Malheureusement, les politiciens n’osent pas s’attaquer à cette patate chaude. Peut-être le législateur parviendra-t-il enfin à traiter de la même manière les thérapies ambulatoires et les thérapies stationnaires. Cependant, une initiative parlementaire présentée il y a onze ans n’est toujours pas mise en œuvre. La décision n’a pas encore été prise.

«le développement incertain de tarmed: les médecins et les assureurs ne parviennent toujours pas à se mettre d’accord.»

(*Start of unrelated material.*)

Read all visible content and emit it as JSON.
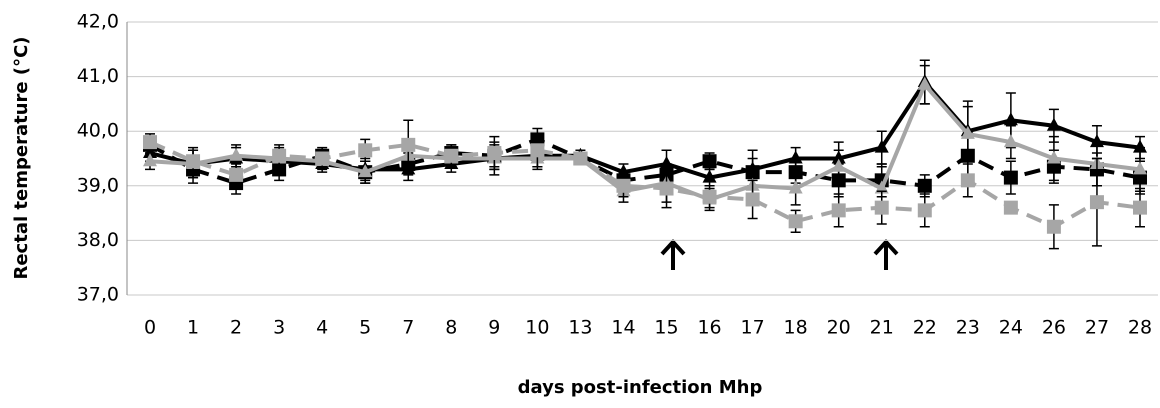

Le développement futur de Tarmed est également incertain. Les médecins et les compagnies d’assurance maladie ne peuvent toujours pas se mettre d’accord sur une simplification de la classification tarifaire des services. Dans ce contexte, un accord sur des taux horaires simples et généralement contraignants pour les services médicaux et une réglementation distincte de la compensation pour les installations et les équipements utilisés auraient permis une facturation plus transparente.

Les cantons étant responsables de la santé, il n’est toujours pas possible de créer des régions hospitalières intercantonales, ce qui entraînerait la fermeture des hôpitaux excédentaires, ni de transformer les petits hôpitaux existants dans les régions en cliniques de réadaptation ou en centres de soins palliatifs suprarégionaux.